AS CHAIRMAN of the Arora Group, with several new hotels under construction, Surinder Arora is a very busy man.
But on a sunny day in September, he looks relaxed welcoming guests – nearly all English friends and business associates – to box 32 in the Bedser Stand which he has acquired for long-term use at the Oval cricket ground. In the distance, a prominent board by the iconic gasworks advertises his “Arora Group”.
The occasion is the fifth and final Test match between England and India. The fourth day begins with fevered speculation about whether Alastair Cook, resuming on 46, will go on to get a century in his last innings in Test cricket. Arora, who is nothing if not a generous Punjabi host, whispers: “I would love to see Cook get 100… it’s his farewell, after all. I must be the only Indian who wants him to get a century.” In the event, Cook bids an emotional goodbye after getting 147.
At one point in the afternoon, Bengali actress Sharmila Tagore provides a touch of glamour by wafting in dressed in a dark chiffon sari.
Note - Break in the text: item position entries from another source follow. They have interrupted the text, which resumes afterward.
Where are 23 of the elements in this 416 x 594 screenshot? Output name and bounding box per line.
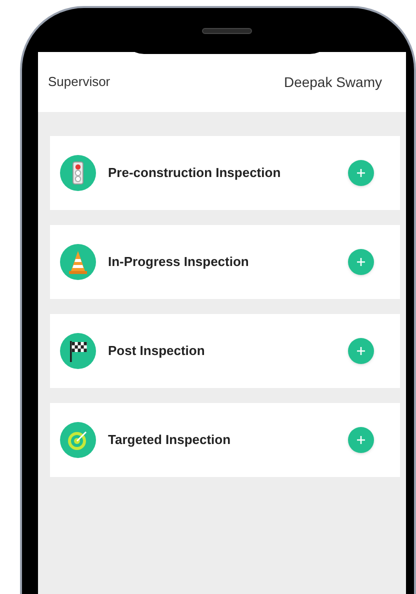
traffic-cone-icon: [60, 244, 96, 280]
traffic-light-icon: [60, 155, 96, 191]
inspection-card[interactable]: Pre-construction Inspection: [50, 136, 400, 210]
inspection-title: Post Inspection: [108, 342, 206, 360]
add-button[interactable]: [348, 160, 374, 186]
plus-icon: [357, 169, 365, 177]
role-label: Supervisor: [48, 73, 110, 92]
checkered-flag-icon: [60, 333, 96, 369]
speaker-icon: [202, 28, 252, 34]
add-button[interactable]: [348, 249, 374, 275]
plus-icon: [357, 347, 365, 355]
user-name: Deepak Swamy: [284, 72, 382, 92]
inspection-card[interactable]: In-Progress Inspection: [50, 225, 400, 299]
inspection-title: Pre-construction Inspection: [108, 164, 282, 182]
target-icon: [60, 422, 96, 458]
inspection-card[interactable]: Post Inspection: [50, 314, 400, 388]
plus-icon: [357, 258, 365, 266]
add-button[interactable]: [348, 338, 374, 364]
inspection-title: Targeted Inspection: [108, 431, 232, 450]
inspection-title: In-Progress Inspection: [108, 253, 250, 272]
plus-icon: [357, 436, 365, 444]
inspection-card[interactable]: Targeted Inspection: [50, 403, 400, 477]
add-button[interactable]: [348, 427, 374, 453]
The following day she presented the Pataudi Trophy, named after her late husband’s family, to Root after England’s 4-1 series win.
It certainly won’t do Arora any harm if his guests left believing their host’s magic touch somehow rubbed off on England in general and Cook in particular. But he now faces the fight of his life against a powerful enemy. Arora is bidding to build the third runway and a sixth terminal at Heathrow, thereby breaking the monopoly currently exercised by Heathrow Airport Ltd (HAL).
“They believe it’s God’s gift, there can be no one else,” he says. “They just don’t understand the word ‘monopoly’ or ‘competition’.”